Reviewed by Elloise Hopkins

Gavin Guile, The Prism. Charismatic, powerful, much loved Gavin thought he had seven years of power left. Seven years to achieve seven great purposes. Seven years to accomplish everything he needed and perhaps even make amends for his past. Seven years to tell the truth to the woman he loves. Seven years to confront those who wronged him, and whom he wronged in turn. Unfortunately time is playing a cruel trick on Gavin and seven years is rapidly becoming fewer.

Kip, the bastard son of Gavin Guile is on his own. His goal: to make it into the Blackguard. The catch: he has to do it without help from his father. Kip is fat, disheartened and not quite talented enough; his goal seems impossible. When the cruel manipulations that seem to come at him from every corner start to affect his peers to disastrous consequence, things are only going to worsen. Kip must find his own strength and somehow win on his own merit.
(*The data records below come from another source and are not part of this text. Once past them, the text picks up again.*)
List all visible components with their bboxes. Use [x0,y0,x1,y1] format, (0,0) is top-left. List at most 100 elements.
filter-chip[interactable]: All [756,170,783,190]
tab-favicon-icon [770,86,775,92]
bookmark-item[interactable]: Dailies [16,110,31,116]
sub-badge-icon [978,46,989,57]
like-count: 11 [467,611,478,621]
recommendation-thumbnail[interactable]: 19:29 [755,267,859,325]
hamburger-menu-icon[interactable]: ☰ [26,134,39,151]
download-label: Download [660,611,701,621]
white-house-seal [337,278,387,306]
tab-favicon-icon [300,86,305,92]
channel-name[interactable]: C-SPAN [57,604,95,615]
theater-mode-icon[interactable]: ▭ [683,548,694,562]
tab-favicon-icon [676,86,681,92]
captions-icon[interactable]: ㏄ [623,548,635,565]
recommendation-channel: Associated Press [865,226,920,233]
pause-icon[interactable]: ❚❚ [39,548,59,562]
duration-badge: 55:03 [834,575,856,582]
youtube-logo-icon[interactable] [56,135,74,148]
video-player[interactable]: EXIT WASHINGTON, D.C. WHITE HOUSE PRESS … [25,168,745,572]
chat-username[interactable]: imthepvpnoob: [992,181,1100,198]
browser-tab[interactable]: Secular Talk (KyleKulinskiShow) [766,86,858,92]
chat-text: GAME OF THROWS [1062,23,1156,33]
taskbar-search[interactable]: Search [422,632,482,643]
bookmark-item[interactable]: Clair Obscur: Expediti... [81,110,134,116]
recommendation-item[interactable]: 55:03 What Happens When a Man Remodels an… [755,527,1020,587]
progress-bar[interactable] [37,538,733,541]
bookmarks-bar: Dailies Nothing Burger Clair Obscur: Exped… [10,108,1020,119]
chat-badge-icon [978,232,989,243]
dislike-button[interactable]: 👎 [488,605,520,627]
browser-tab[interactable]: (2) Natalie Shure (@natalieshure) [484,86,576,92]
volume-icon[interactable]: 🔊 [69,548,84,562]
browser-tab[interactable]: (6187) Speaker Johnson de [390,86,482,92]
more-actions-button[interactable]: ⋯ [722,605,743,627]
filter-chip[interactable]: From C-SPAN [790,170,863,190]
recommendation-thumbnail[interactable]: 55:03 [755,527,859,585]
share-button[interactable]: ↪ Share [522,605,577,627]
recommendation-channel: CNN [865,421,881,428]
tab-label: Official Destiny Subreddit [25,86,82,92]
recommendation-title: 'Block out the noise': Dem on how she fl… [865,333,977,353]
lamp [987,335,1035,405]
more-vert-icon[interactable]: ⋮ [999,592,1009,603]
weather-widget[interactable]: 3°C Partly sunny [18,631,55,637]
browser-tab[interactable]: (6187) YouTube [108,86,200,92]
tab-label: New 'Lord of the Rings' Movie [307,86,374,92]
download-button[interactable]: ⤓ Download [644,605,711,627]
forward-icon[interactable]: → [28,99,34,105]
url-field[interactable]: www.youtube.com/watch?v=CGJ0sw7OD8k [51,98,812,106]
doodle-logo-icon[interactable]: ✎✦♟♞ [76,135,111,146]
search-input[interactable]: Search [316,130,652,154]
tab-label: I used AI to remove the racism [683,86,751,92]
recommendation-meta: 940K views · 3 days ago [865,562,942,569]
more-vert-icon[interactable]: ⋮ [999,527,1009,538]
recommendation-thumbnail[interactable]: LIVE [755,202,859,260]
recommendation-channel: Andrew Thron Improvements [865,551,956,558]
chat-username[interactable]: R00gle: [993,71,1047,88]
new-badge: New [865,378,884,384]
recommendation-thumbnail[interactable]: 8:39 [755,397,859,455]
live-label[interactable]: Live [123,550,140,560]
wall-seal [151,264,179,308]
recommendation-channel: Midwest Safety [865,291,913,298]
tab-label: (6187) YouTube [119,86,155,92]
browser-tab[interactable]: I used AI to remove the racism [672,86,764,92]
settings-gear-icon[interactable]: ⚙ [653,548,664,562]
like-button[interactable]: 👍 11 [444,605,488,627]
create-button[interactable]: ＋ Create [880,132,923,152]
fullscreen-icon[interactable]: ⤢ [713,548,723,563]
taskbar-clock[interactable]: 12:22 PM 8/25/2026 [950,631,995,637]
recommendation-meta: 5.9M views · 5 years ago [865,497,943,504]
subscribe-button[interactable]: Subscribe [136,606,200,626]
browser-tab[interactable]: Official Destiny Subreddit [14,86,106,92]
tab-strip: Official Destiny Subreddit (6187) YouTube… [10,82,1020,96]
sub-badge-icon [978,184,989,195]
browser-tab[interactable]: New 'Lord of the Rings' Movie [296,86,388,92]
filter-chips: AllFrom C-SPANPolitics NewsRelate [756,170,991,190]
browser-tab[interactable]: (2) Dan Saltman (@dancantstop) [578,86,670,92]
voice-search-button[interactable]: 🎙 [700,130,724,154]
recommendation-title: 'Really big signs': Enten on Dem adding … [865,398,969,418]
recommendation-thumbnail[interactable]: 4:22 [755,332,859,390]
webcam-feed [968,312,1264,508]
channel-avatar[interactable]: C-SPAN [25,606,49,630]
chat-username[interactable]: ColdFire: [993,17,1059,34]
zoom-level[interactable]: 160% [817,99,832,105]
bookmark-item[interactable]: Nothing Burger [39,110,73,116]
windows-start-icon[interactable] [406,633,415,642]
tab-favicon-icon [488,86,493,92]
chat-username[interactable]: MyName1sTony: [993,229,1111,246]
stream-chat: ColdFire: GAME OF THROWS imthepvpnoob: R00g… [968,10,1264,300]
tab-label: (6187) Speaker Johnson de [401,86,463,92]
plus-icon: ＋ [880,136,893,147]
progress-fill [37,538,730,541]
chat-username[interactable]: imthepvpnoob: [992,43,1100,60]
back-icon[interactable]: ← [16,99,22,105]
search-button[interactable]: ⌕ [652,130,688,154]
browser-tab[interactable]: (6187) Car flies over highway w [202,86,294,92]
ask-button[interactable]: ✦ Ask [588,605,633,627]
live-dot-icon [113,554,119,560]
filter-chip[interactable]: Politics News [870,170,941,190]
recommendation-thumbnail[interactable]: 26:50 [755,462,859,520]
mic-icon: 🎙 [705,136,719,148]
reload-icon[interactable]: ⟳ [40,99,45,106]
Meanwhile The Color Prince still seems to be an unstoppable force and now he has Liv Danavis on his side too. His army of color wights grows in size and cunning. Old gods are being reborn. War is just around the corner and the Spectrum is caught up between The Red’s plotting and The Prism’s counter manoeuvring; it is Guile against Guile and only one can come out the winner. Dirty tactics are employed. Gavin has everything to lose and everything to play for.

The Blinding Knife is the second book of what will be a series of four and it is packed full of more of the elements that were so good in The Black Prism. It takes you through excitement, tension, outrage, scandal, joy, relief; every emotion you would want and some you didn’t sign on for too. With this sequel Weeks has truly cemented his place among the great epic fantasy writers of our time.
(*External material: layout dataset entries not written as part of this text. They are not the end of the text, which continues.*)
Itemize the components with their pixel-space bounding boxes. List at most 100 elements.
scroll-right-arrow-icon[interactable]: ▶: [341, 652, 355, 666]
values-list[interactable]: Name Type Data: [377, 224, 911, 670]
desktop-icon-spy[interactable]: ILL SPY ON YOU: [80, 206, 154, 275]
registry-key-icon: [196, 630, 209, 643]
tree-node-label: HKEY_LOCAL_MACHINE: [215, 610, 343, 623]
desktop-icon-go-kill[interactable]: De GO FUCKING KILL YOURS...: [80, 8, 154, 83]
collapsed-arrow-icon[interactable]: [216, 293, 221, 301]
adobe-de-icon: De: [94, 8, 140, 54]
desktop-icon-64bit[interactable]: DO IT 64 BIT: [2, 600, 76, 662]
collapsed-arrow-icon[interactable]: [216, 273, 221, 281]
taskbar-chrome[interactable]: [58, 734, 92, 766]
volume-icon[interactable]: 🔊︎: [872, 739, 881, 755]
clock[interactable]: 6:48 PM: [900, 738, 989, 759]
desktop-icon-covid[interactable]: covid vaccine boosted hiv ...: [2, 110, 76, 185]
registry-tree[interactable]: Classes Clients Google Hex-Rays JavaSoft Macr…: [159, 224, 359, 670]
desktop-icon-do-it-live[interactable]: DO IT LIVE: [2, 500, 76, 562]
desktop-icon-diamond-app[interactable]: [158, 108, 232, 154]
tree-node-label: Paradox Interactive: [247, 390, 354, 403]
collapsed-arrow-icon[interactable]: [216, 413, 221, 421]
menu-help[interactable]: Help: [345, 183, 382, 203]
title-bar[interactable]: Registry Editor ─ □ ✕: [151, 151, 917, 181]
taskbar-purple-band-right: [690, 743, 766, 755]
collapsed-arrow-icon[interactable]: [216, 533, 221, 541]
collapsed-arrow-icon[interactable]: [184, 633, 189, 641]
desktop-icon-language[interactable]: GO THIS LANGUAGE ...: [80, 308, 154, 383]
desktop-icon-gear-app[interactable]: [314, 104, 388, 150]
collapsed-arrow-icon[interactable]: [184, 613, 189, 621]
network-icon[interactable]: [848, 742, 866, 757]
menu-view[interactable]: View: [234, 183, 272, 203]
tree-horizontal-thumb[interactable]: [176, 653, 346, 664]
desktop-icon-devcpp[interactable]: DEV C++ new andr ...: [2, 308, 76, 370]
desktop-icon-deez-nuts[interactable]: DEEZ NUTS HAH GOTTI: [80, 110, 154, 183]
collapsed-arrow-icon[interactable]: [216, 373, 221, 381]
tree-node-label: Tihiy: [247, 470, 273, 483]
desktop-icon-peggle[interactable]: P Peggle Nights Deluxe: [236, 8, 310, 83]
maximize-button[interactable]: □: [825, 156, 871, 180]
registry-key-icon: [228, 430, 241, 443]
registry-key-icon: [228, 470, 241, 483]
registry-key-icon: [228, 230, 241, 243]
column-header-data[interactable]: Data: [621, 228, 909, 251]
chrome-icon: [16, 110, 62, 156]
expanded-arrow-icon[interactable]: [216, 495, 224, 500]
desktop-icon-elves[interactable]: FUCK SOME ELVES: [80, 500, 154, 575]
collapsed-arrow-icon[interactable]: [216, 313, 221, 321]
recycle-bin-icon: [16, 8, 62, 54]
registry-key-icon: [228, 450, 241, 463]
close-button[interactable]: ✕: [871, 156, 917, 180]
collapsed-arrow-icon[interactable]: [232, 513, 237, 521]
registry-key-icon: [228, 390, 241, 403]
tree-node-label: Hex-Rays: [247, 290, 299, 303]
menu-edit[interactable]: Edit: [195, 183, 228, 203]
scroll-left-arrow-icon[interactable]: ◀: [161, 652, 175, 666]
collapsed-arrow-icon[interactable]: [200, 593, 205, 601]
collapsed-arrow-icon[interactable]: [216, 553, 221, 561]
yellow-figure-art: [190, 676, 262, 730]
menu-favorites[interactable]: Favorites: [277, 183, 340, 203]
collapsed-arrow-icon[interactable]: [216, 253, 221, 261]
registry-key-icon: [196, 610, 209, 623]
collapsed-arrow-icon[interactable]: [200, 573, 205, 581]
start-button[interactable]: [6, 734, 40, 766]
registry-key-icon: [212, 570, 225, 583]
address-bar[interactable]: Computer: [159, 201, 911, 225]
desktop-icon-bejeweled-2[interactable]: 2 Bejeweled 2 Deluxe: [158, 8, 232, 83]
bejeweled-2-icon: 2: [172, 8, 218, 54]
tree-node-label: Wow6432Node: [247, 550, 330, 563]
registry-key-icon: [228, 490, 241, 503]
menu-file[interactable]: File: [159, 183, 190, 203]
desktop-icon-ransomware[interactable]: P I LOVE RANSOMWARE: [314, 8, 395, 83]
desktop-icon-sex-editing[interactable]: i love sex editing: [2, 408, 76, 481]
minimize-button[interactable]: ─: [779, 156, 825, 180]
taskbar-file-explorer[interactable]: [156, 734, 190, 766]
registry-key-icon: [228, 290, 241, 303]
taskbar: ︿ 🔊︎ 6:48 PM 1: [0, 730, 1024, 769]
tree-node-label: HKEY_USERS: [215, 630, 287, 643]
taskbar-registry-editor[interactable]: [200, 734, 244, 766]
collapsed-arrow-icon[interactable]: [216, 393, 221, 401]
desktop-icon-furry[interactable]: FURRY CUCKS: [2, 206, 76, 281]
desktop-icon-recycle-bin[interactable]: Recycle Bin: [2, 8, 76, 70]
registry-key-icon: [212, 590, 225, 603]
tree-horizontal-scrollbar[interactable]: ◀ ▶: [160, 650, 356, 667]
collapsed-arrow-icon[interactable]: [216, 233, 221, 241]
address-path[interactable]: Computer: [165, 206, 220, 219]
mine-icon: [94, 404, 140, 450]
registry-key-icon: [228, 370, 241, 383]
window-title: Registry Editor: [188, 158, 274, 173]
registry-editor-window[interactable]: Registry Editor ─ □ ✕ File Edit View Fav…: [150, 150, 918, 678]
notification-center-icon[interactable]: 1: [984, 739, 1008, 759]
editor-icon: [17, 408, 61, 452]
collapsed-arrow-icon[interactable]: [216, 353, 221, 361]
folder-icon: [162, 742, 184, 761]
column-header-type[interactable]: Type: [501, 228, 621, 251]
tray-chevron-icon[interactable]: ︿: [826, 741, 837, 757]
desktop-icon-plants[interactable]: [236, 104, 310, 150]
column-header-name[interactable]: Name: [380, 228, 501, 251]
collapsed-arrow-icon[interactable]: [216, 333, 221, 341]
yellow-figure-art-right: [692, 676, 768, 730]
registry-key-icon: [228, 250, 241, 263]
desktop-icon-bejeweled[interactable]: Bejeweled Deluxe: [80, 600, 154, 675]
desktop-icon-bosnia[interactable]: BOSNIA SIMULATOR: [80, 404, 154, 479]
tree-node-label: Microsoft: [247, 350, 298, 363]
Gavin Guile himself is one of the most alluring protagonists of epic fantasy in recent years. He has committed some terrible acts and has potential to horrify the reader with his actions, yet he recognises his own follies and somehow manages to come across as a good man and earn the reader’s sympathy despite it all; you cannot help but love him and root for him.
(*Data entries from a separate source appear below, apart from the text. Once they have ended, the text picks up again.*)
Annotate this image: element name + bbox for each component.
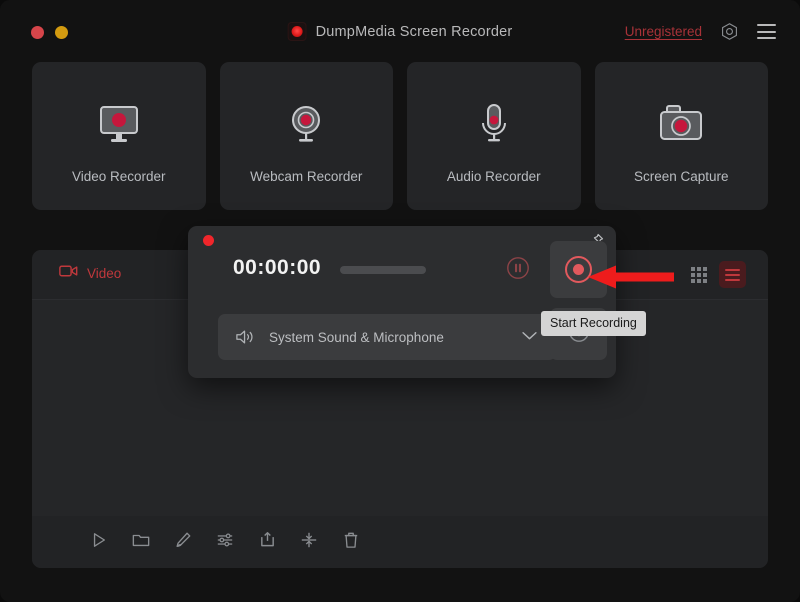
share-button[interactable] — [246, 525, 288, 559]
record-circle-icon — [565, 256, 592, 283]
card-audio-recorder[interactable]: Audio Recorder — [407, 62, 581, 210]
card-webcam-recorder[interactable]: Webcam Recorder — [220, 62, 394, 210]
compress-icon — [300, 531, 318, 554]
sliders-icon — [216, 532, 234, 553]
recording-timer: 00:00:00 — [233, 256, 321, 280]
bottom-toolbar — [32, 516, 768, 568]
minimize-button[interactable] — [55, 26, 68, 39]
list-icon — [725, 269, 740, 281]
audio-source-value: System Sound & Microphone — [269, 330, 444, 345]
pause-circle-icon — [506, 267, 530, 284]
grid-icon — [691, 267, 707, 283]
start-recording-button[interactable] — [550, 241, 607, 298]
monitor-record-icon — [95, 89, 143, 147]
unregistered-link[interactable]: Unregistered — [625, 24, 702, 39]
app-window: DumpMedia Screen Recorder Unregistered — [0, 0, 800, 602]
card-label: Webcam Recorder — [250, 169, 362, 184]
hex-gear-icon[interactable] — [720, 22, 739, 41]
delete-button[interactable] — [330, 525, 372, 559]
hamburger-menu-icon[interactable] — [757, 24, 776, 39]
adjust-button[interactable] — [204, 525, 246, 559]
play-button[interactable] — [78, 525, 120, 559]
folder-icon — [132, 532, 150, 553]
floating-recorder-panel: 00:00:00 System Sound & — [188, 226, 616, 378]
title-bar: DumpMedia Screen Recorder Unregistered — [0, 0, 800, 66]
pause-button[interactable] — [506, 256, 530, 280]
chevron-down-icon — [521, 328, 538, 346]
tab-video[interactable]: Video — [59, 264, 121, 283]
card-video-recorder[interactable]: Video Recorder — [32, 62, 206, 210]
card-screen-capture[interactable]: Screen Capture — [595, 62, 769, 210]
camera-record-icon — [655, 89, 707, 147]
page-title: DumpMedia Screen Recorder — [316, 24, 513, 40]
list-view-button[interactable] — [719, 261, 746, 288]
folder-button[interactable] — [120, 525, 162, 559]
card-label: Video Recorder — [72, 169, 166, 184]
audio-source-select[interactable]: System Sound & Microphone — [218, 314, 556, 360]
tab-video-label: Video — [87, 266, 121, 281]
close-button[interactable] — [31, 26, 44, 39]
pencil-icon — [174, 531, 192, 554]
mode-cards: Video Recorder Webcam Recorder — [32, 62, 768, 210]
webcam-record-icon — [282, 89, 330, 147]
card-label: Screen Capture — [634, 169, 729, 184]
compress-button[interactable] — [288, 525, 330, 559]
edit-button[interactable] — [162, 525, 204, 559]
video-camera-icon — [59, 264, 78, 283]
recording-indicator — [203, 235, 214, 246]
title-bar-actions: Unregistered — [625, 22, 776, 41]
card-label: Audio Recorder — [447, 169, 541, 184]
grid-view-button[interactable] — [685, 261, 712, 288]
window-controls — [31, 26, 68, 39]
tooltip-start-recording: Start Recording — [541, 311, 646, 336]
upload-box-icon — [259, 531, 276, 553]
trash-icon — [343, 531, 359, 554]
view-mode-toggle — [685, 261, 746, 288]
waveform-placeholder — [340, 266, 426, 274]
microphone-record-icon — [470, 89, 518, 147]
speaker-icon — [235, 328, 255, 346]
play-icon — [91, 532, 107, 553]
app-title-group: DumpMedia Screen Recorder — [288, 22, 513, 41]
record-dot-icon — [288, 22, 307, 41]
The very world Weeks has created is enticing and is perhaps why this is such a strong story. Colour has a universal attractiveness, and a world where the ability to split light into colours and shape objects from it, is uniquely appealing. Perhaps the real strength here is that the magic system has such vast capabilities but its flaws are clearly defined so as to make it believable and more desirable because of its delicate nature.

The mark of a good fantasy is that it can surprise you, catch you off guard, really make you feel what the characters are feeling, and this one does with a good, solid kick to the gut. Several times. And each time it feels good. The twists, shocks and heart wrenching blows keep coming and by the end you will be begging for more. The next in the series simply cannot come soon enough.